A historical attempt to unify three physics ideas of relativity, gravitation, and quantum mechanics used the framework of a cube known as a cGh cube.
Technological cubes include the spacecraft device CubeSat, thermal radiation demonstration device Leslie cube, and web server machine Cobalt Qube. Cubical grids are usual in three-dimensional Cartesian coordinate systems. In computer graphics, an algorithm divides the input volume into a discrete set of cubes known as the unit on isosurface, and the faces of a cube can be used for mapping a shape. In various areas of engineering, including traffic signs and radar, the corner of a cube is useful as a retroreflector, called a corner reflector, which redirects any ray or wave back to its source.

In antiquity

The Platonic solids are five polyhedra known since antiquity. The set is named for Plato, who attributed these solids to nature in his dialogue Timaeus. One of them, the cube, represented the classical element of earth because of the building blocks of Earth's foundation. Euclid's Elements defined the Platonic solids, including the cube, and showed how to find the ratio of the circumscribed sphere's diameter to the edge length.
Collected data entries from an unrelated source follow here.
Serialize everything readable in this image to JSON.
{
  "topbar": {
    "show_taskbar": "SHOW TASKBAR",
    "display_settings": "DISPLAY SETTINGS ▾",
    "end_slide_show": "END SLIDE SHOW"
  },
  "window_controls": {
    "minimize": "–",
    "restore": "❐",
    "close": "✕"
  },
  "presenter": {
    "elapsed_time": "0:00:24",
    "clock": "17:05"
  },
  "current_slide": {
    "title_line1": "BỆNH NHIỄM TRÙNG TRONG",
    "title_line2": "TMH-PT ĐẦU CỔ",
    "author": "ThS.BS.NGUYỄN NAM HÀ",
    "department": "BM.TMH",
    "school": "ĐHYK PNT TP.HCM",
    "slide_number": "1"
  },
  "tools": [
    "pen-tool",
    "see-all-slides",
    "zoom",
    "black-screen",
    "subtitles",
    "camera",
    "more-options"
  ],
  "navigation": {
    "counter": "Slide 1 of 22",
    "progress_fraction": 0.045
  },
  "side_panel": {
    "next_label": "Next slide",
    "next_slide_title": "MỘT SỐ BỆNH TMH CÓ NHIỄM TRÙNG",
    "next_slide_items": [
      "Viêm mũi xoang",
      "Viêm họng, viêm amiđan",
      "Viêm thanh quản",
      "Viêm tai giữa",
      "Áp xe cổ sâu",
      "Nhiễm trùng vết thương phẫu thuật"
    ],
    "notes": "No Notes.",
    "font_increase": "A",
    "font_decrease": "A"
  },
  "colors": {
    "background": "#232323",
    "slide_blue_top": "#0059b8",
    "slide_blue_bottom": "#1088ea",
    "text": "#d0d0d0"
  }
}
Following Plato's use of the regular polyhedra as symbols of nature, Johannes Kepler in his Harmonices Mundi sketched each of the Platonic solids; he decorated the cube's side with a tree. In his Mysterium Cosmographicum, Kepler proposed the structure of Solar System and the relationships between its extraterrestrial planets with the set of Platonic solids, inscribed and circumscribed by spherical orbs. Each solid encased in a sphere, within one another, would produce six layers, corresponding to the six known planets. Mercury, Venus, Earth, Mars, Jupiter, and Saturn. From innermost to outermost, these solids were arranged from octahedron, followed by the icosahedron, dodecahedron, tetrahedron, and eventually the cube.